Monique M. Keller, Department of Physiotherapy, Faculty of Health Sciences, University of the Witwatersrand, Parktown, South Africa

Abstract

South Africa’s current healthcare system is unequal and inefficient, with 71% of the population accessing underfunded public healthcare facilities. The imminent National Health Insurance (NHI) aims to balance the inequality between private and public health services by providing universal healthcare. The high levels of road accidents, violence and injuries in South Africa, being one of the quadruple burdens of diseases frequently causing hand injuries with resultant devastating economic and functional implications without rehabilitation services, are concerning. The plea is that for specialised injuries, such as hand injuries, the NHI implementation requires innovative interprofessional health education and practice when managing individuals who sustained hand injuries optimally to return to preinjury functioning.

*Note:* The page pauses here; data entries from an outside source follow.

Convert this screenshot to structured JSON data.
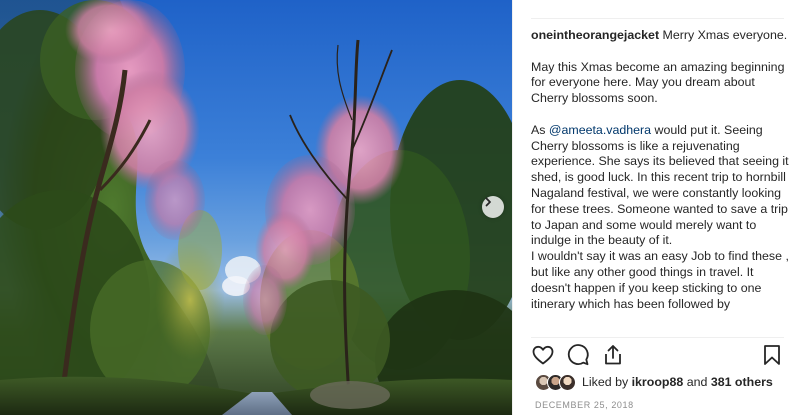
{
  "post": {
    "username": "oneintheorangejacket",
    "caption_first": "Merry Xmas everyone.",
    "para2": "May this Xmas become an amazing beginning for everyone here. May you dream about Cherry blossoms soon.",
    "para3_prefix": "As ",
    "mention": "@ameeta.vadhera",
    "para3_rest": " would put it. Seeing Cherry blossoms is like a rejuvenating experience. She says its believed that seeing it shed, is good luck. In this recent trip to hornbill Nagaland festival, we were constantly looking for these trees. Someone wanted to save a trip to Japan and some would merely want to indulge in the beauty of it.",
    "para4": "I wouldn't say it was an easy Job to find these , but like any other good things in travel. It doesn't happen if you keep sticking to one itinerary which has been followed by"
  },
  "likes": {
    "prefix": "Liked by ",
    "user": "ikroop88",
    "middle": " and ",
    "count": "381 others"
  },
  "date": "DECEMBER 25, 2018",
  "icons": {
    "like": "heart-icon",
    "comment": "comment-icon",
    "share": "share-icon",
    "save": "bookmark-icon",
    "next": "chevron-right-icon"
  },
  "colors": {
    "text": "#262626",
    "mention": "#00376b",
    "muted": "#8e8e8e",
    "divider": "#efefef"
  }
}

When considering the devastating burden of mismanaged hand injuries on all levels of the International Classification of Functioning, Disability and Health (ICF) framework, all South Africans deserve rehabilitation by physiotherapists and occupational therapists based on each occupation’s unique strengths. Anecdotally, a lack of interprofessional undergraduate and postgraduate hand rehabilitation education and hand-injured patient management exists in South Africa, highlighting the need for urgent change towards future practice and NHI. This commentary aims to apply the ICF core sets to inform interprofessional hand rehabilitation delivery by physiotherapists and occupational therapists.

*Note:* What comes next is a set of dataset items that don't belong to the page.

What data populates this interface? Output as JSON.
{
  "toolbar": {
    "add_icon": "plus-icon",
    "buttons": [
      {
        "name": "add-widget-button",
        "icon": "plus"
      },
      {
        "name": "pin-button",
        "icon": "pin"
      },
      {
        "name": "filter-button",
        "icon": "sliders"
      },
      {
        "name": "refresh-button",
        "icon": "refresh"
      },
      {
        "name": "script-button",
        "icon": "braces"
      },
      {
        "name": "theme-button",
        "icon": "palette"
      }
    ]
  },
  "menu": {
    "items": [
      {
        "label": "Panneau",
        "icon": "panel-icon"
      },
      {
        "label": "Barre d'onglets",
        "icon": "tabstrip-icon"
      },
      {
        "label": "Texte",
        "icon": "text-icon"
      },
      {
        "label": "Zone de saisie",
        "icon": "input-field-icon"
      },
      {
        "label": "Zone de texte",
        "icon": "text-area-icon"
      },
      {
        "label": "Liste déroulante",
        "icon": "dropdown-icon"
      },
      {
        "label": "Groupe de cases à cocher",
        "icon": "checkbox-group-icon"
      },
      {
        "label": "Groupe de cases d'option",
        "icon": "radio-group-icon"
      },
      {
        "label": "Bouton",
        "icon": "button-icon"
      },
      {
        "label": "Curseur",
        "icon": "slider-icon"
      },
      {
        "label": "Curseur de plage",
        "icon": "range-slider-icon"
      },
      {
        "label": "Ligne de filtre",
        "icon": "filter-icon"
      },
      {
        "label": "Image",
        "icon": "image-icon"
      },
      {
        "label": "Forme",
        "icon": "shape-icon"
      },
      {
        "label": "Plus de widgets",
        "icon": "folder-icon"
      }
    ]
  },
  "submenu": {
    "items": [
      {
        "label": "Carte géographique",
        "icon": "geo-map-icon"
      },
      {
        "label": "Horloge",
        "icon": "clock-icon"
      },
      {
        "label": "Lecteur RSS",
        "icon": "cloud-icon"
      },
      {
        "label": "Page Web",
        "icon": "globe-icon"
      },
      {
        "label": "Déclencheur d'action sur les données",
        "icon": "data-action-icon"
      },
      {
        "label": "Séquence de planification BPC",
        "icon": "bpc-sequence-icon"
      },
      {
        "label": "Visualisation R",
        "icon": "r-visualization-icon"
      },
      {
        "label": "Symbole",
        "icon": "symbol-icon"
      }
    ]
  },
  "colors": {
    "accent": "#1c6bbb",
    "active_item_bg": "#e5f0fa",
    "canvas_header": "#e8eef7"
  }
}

Clinical implication: Interprofessional rehabilitation framed in the ICF Core Set, accompanied by inclusive interprofessional education opportunities according to the Health Professions Council of South Africa (HPCSAs) scope of practice, will benefit South Africans who sustained hand injuries to fully recover and maximise their functional performance considering the type of injuries sustained.


Keywords

physiotherapy; National Health Insurance; hand therapy; interprofessional practice; interprofessional education; International Classification of Functioning, Disability and Health; ICF core sets.